Nieuws

Focus ook op ecosysteemdiensten grasland

(Vrij gebruik)
Samenvatting
  • Onderwerp
    grasland
  • Interessant voor
    melkveehouders
Bekijk de bronnen
Steeds minder grasland in Nederland, dat lijkt de huidige tendens te zijn. Risico daarvan is dat we ook de ecosysteemdiensten verliezen die grasland levert. Grasland geeft meer van deze diensten dan bouwland. Beleidsmakers kunnen sturen op het grondgebruik om dit verlies te voorkomen.

Het grasland in Nederland dreigt drastisch te verminderen, want de melkveehouderij staat onder de druk door de stikstofcrisis en de klimaatdoelen. Daarnaast zorgen het einde van de derogatie in 2026 en hoge grondprijzen voor financiële druk bij individuele melkveebedrijven. Grasland wordt economisch minder aantrekkelijk. De verwachting is dat een deel van het grasland om die reden bouwland zal worden, bijvoorbeeld voor de teelt van snijmais.

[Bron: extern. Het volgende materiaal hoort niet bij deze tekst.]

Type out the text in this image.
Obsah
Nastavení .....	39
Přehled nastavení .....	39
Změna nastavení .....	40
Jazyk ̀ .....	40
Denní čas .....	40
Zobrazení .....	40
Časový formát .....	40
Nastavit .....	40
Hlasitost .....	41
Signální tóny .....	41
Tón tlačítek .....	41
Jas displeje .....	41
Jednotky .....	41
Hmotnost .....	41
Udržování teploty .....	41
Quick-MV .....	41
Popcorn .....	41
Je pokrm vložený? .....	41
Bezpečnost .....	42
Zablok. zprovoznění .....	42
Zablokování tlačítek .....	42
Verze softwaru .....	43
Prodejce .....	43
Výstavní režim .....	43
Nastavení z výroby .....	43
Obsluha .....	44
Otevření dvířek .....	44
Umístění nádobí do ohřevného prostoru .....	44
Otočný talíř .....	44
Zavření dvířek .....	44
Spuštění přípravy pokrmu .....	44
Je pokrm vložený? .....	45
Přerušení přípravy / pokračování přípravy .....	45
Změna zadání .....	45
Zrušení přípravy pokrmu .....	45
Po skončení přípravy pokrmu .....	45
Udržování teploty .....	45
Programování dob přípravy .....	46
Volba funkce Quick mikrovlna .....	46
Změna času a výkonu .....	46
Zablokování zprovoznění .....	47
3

Het Louis Bolk Instituut laat met de brochure ‘Grasland maakt het verschil’ zien dat grasland veel meer levert dan alleen voer voor koeien. Dat de eenzijdige focus op vermindering van de veestapel leidt tot verlies van ecosysteemdiensten die belangrijk zijn voor Nederland. De brochure bevat ook concrete aanwijzingen hoe beleidsmakers kunnen sturen op grondgebruik. De bijbehorende memo geeft een onderbouwing van de inhoud van de brochure.

Ecosysteemdiensten

Via de koe levert grasland ons melk. Maar grasland levert nog veel meer, de zogenaamde ecosysteemdiensten.
Het Louis Bolk Instituut vergelijkt 3 soorten grasland (blijvend, tijdelijk en semi-natuurlijk) met bouwland voor 10 ecosysteemdiensten:

  • Bodemkwaliteit
  • Landschap
  • Ondergrondse biodiversiteit
  • Bovengrondse biodiversiteit
  • Waterkwaliteit
  • Ammoniak
  • Lachgas (N2O)
  • CO2 opslag
  • Waterverbruik en beregening
  • Waterregulatie

Grasland scoort beter dan bouwland

Alle soorten grasland (blijvend, tijdelijk, semi-natuurlijk) scoren beter op de bovengenoemde ecosysteemdiensten dan bouwland. Vooral op het gebied van ondergrondse en bovengrondse biodiversiteit, CO2 opslag, waterkwaliteit, waterregulatie en het landschap biedt grasland meer dan akkerland. Semi-natuurlijk grasland scoort het hoogste qua ecosysteemdiensten.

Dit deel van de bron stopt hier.